The Advantages of Dispersed Knowledge

“I, Pencil” was most directly influenced by Austrian-British economist Friedrich Hayek’s famous article “The Use of Knowledge in Society.” The scholarly article was first published in the September 1945 issue of The American Economic Review. Hayek argues against the then-widespread notion that markets function efficiently only when market actors have complete knowledge of all relevant facts and issues—or, as Leonard Read puts it, when there is a central “mastermind” to assemble this knowledge. Hayek maintains that “perfect” knowledge is not only unattainable but unnecessary because in free markets, prices communicate enough information to induce actors to make rational decisions. This is also the core of Read’s argument in “I, Pencil.”

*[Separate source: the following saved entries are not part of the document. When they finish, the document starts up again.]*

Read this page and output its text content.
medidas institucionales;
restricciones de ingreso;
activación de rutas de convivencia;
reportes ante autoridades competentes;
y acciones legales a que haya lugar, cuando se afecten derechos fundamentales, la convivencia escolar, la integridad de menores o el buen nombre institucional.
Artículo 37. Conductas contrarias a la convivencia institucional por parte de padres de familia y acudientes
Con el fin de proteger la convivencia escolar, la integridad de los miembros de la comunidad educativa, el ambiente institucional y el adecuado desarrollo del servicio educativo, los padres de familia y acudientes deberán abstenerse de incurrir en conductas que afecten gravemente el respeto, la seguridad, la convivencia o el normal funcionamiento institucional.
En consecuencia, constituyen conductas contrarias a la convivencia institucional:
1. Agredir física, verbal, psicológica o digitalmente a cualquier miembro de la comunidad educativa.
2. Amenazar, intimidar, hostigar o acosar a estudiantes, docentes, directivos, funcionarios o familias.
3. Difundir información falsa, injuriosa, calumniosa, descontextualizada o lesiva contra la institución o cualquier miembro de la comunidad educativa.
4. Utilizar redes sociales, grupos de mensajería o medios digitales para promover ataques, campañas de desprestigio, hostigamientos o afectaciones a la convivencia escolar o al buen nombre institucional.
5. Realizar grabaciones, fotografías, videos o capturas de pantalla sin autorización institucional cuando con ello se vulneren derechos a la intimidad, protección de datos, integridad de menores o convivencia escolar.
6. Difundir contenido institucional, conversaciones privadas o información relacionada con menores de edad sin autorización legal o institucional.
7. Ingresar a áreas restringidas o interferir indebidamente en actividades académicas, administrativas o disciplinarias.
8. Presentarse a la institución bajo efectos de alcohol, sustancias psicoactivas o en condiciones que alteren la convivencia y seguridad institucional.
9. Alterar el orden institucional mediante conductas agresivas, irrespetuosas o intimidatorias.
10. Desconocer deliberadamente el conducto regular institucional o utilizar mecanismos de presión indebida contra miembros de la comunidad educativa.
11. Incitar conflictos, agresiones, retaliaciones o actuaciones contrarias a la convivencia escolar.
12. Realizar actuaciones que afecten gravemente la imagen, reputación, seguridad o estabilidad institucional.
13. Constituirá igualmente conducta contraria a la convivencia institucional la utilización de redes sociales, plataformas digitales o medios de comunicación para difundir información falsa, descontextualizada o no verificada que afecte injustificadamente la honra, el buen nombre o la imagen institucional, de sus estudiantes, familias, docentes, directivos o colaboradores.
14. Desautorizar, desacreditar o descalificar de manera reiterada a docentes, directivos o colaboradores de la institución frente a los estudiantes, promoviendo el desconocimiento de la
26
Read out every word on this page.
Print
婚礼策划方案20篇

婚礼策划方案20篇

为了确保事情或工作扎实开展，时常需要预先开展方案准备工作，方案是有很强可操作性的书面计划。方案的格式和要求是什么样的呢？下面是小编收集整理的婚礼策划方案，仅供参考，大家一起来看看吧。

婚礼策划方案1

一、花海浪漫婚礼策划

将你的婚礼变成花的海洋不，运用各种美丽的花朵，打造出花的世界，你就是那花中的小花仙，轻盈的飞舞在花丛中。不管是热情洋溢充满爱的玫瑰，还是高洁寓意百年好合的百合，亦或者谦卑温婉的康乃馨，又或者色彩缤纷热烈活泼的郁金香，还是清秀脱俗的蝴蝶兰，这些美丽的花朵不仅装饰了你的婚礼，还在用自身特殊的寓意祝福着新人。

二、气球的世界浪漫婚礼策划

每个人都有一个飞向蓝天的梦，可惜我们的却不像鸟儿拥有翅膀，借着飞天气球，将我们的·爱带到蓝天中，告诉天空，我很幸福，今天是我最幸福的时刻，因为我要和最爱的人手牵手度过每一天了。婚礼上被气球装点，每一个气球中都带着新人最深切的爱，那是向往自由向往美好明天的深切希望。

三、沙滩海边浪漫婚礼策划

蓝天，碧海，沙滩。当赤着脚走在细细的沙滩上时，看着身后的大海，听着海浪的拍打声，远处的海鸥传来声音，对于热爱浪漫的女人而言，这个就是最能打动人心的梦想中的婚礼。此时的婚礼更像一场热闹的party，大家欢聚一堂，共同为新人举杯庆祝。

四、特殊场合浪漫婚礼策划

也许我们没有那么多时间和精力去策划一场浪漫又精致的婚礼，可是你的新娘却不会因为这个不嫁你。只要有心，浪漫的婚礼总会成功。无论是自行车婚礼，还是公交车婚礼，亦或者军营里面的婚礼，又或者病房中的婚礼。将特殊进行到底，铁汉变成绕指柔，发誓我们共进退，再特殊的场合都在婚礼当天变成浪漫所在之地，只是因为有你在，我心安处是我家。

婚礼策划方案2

The economics term “dispersed knowledge” predicates that each individual participant in a market possesses unique “knowledge of the particular circumstances of time and place” in which he operates, and it is impossible for any one individual or organization to acquire all of these “dispersed bits of incomplete and frequently contradictory knowledge which all the separate individuals possess” (Hayek, Friedrich. “The Use of Knowledge in Society.” Foundation for Economic Education, 1 May 1996). Hayek asserts that this dispersed contextual knowledge is essential for adapting swiftly to changes in the marketplace.